Bienvenue sur le site d'un manipulateur de mots, passionné d'écriture, de cinéma, de musique, d'ésotérisme...     

Le prince des marées,
     (The prince of tides),      1991, 
 
de : Barbra  Streisand, 
 
  avec : Barbra Streisand, Nick Nolte, Blythe Danner, Jeroen Krabbé, Kate Nelligan, Melinda Dillon, 
 
Musique : James Newton Howard


   
Depuis la mort de son frère aîné Luke, Tom Wingo (Nick Nolte) déprime. Il a quitté son poste de professeur et le couple qu'il forme avec Sallie (Blythe Danner) bat de l'aile. Il apprend un jour que sa soeur jumelle Savannah (Melinda Dillon), qui habite New-York, a tenté, une nouvelle fois, de se suicider.

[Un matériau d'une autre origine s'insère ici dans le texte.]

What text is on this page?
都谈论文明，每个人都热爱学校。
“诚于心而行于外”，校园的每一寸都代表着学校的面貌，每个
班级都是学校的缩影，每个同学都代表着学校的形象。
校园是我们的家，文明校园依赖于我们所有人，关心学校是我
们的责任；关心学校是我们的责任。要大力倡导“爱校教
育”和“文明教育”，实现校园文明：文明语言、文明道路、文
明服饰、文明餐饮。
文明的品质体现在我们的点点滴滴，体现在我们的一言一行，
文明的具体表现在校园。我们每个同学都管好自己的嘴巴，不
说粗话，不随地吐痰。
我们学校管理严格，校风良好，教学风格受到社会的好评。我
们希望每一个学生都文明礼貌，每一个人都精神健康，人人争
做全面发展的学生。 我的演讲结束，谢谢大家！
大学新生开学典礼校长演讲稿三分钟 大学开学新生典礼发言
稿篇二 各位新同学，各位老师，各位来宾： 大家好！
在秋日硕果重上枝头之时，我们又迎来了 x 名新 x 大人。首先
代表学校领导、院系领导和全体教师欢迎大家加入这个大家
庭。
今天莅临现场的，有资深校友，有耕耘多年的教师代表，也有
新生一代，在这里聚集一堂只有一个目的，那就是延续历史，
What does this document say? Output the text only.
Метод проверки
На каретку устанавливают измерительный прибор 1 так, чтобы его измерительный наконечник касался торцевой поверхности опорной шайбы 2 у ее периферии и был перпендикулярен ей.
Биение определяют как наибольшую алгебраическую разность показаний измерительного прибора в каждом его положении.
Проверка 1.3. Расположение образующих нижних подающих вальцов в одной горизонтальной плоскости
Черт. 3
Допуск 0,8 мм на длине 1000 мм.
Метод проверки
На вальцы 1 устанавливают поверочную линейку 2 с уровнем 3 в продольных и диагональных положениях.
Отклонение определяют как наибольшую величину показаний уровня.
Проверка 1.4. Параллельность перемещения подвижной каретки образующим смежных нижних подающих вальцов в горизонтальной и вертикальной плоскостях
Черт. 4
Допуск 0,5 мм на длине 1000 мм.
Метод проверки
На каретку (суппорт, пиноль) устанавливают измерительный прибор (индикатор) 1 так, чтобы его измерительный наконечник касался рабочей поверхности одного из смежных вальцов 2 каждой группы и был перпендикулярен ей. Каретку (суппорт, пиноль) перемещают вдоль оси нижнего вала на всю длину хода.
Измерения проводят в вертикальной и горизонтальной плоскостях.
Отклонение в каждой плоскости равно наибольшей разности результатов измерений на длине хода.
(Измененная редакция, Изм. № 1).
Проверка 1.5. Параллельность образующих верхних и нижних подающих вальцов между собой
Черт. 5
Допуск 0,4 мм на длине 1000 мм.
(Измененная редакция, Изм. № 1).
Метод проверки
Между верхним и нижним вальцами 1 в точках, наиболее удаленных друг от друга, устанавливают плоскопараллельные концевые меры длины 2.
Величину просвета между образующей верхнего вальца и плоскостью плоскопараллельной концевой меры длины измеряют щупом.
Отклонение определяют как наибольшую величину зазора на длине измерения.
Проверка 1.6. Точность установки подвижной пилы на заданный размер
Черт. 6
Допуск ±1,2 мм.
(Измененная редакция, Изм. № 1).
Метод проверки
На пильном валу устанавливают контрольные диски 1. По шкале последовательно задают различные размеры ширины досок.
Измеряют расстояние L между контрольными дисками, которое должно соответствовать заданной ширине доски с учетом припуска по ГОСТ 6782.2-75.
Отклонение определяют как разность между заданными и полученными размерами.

Il quitte sa Caroline du Sud natale et se rend auprès d'elle. Il fait la connaissance de la psychiatre qu'elle consultait, Susan Lowenstein (Barbra Streisand). Celle-ci souhaite obtenir des détails sur l'enfance difficile de sa patiente. D'abord agressif et réticent, Tom ne tarde pas à se laisser aller à des confidences... 
 
   Commencé dans la douceur romantique des décors de Caroline du Sud, l'histoire, narrée en voix off par Tom lui-même, ne tarde pas à prendre un tour dramatique. La pureté et la beauté de l'enfance ne durent guère. Dès l'arrivée de Tom à New-York, et sa prise de contact pour le moins belliqueuse avec Lowenstein, le spectateur prend conscience que le drame est là, profondément enfoui dans la mémoire collective de cette famille. Pour venir en aide à sa sœur dont il se sent proche, sans doute davantage à cause du vécu commun que de la gémellité, Tom accepte de livrer petit à petit les clés qui permettront de sortir Savannah de son enfermement dépressif. La guerre originelle que livre Tom à la psy se transmue donc progressivement en une confiance délivrante. Un père violent et stupide qui bat femme et enfants et n'est satisfait que lorsqu'on lui sert un bon plat (en l'occurrence la viande du chien !), une mère, Lila (Kate Nelligan), culpabilisatrice, qui se remarie avec un riche et odieux notable du Sud, et, surtout, ce secret traumatisant qui détruit irrémédiablement les personnalités déjà bien malmenées de cette famille. 
 
   Nick Nolte est fort émouvant dans le rôle de cet homme brisé qui oscille entre agressivité et désinvolture simulée, ayant fait le choix, pour parvenir à survivre, de ne plus avoir de mémoire. Le cas de Barbra Streisand, qui assume la double casquette d'actrice et de réalisatrice, est plus délicat. Je n'ai jamais lu le livre de Pat Conroy dont est tiré le film. J'ignore donc totalement si la transcription cinématographique est fidèle dans l'esprit. Ce qui semble évident, au vu de l'oeuvre filmée, c'est qu'une certaine fracture survient à partir du moment où Tom se libère de son secret. L'histoire, jusque là tendue uniquement vers la quête de la délivrance obsessionnelle, vire tout à coup à la romance amoureuse. Si cette orientation ne surprend guère, évidemment, elle suscite néanmoins le désagrément d'affadir la tension qui retombe dès lors au niveau des "que va-t-il se passer ?", "cet amour va-t-il tenir ?", toutes ces interrogations qui font la lie des romances sirupeuses classiques.  
 
   Pour ce qui est de l'incarnation de la psychiatre, ainsi que de la "thérapie" non officielle de Tom, là encore beaucoup serait à dire. Fidèle à son aspect glamour, avec des ongles de cinq centimètres de long, Barbra Streisand est-elle véritablement convaincante dans ce rôle ? Peut-être. C'est un lieu commun facile de considérer les psy comme aussi "atteints" que leurs clients. En revanche, la "libération" miraculeuse et immédiate de Tom grâce à la verbalisation de son vécu est, mille fois hélas, bien discutable. La mise en mots des maux est, certes, indispensable, pour soulager la pression intérieure qui s'accumule dans les "non-dit". Mais la complète harmonie ne peut apparaître que suite à un travail de dégagement souvent difficile, par le moyen de techniques appropriées. 
 
   Il n'en demeure pas moins un beau film, mélancolique, douloureux, parcouru de moments d'une grande sensibilité.